NASA has released an absolutely outstanding photo taken by the Hubble Space Telescope of a colorful collection of stars in the constellation of Scorpius.

This image shows the globular cluster NGC 6496, which lies in the southern constellation of Scorpius, about 35,000 light-years away. Image credit: NASA / ESA / Hubble / Judy Schmidt, www.geckzilla.com.
The subject of this Hubble image is NGC 6496, a metal-rich globular cluster located 35,000 light-years away in the southern constellation of Scorpius.
The cluster was discovered in 1826 by Scottish astronomer James Dunlop.
It is extremely old, likely dating back to 10.5 billion years ago (our Sun, by comparison, is about 4.5 billion years old).
According to astronomers, NGC 6496 is home to heavy-metal stars of a celestial kind (astronomers refer to all the chemical elements heavier than hydrogen and helium as metals).
The stars in NGC 6496 are enriched with much higher proportions of metals than stars found in similar clusters.
A handful of these high-metallicity stars are also variable stars, meaning that their brightness fluctuates over time.
NGC 6496 hosts a selection of long-period variable stars and short-period eclipsing binaries, which dim when eclipsed by a stellar companion.
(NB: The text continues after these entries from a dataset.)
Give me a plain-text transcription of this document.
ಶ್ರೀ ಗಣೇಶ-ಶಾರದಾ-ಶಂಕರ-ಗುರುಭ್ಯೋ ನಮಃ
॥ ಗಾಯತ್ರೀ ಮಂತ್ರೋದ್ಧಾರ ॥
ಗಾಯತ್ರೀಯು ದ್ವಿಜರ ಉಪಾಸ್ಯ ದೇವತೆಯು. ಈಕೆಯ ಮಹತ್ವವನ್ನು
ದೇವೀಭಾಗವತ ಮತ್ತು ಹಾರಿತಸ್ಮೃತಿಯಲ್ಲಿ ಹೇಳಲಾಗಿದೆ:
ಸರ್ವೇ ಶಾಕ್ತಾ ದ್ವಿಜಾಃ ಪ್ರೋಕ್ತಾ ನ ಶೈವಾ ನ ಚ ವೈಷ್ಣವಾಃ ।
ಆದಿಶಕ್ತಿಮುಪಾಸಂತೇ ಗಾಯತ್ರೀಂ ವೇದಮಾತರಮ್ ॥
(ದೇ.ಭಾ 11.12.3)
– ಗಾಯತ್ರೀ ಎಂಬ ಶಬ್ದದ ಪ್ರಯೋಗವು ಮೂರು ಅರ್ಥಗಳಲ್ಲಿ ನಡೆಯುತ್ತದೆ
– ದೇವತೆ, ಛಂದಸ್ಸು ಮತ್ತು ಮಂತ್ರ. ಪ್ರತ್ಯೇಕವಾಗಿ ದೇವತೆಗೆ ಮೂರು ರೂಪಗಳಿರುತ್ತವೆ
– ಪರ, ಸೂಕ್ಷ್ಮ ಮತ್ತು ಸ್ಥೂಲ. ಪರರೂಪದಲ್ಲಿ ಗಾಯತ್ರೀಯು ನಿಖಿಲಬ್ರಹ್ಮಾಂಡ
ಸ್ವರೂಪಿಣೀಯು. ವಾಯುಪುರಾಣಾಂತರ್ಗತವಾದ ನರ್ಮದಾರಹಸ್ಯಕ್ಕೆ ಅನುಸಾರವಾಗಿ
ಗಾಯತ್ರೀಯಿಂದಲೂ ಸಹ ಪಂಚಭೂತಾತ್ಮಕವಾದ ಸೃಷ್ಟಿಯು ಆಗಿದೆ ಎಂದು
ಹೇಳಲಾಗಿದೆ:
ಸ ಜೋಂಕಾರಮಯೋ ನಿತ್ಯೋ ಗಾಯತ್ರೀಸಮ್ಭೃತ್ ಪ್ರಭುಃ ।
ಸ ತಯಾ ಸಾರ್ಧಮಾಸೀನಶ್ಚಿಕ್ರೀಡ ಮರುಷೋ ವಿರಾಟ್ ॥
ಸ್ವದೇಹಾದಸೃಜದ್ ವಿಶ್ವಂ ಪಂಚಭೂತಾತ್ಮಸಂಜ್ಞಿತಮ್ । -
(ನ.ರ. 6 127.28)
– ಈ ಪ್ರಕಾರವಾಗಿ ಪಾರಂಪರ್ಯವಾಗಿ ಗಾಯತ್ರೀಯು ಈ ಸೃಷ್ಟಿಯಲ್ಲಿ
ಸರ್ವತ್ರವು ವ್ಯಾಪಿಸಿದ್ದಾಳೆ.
The nature of the variability of these stars can reveal important information about their mass, radius, luminosity, temperature, composition, and evolution, providing astronomers with measurements that would be difficult or even impossible to obtain through other methods.
This color image of NGC 6496 (hi-res version) was made from separate exposures taken in the visible, UV- and IR regions of the spectrum with both Hubble’s Wide Field Camera 3 (WFC3) and Advanced Camera for Surveys (ACS).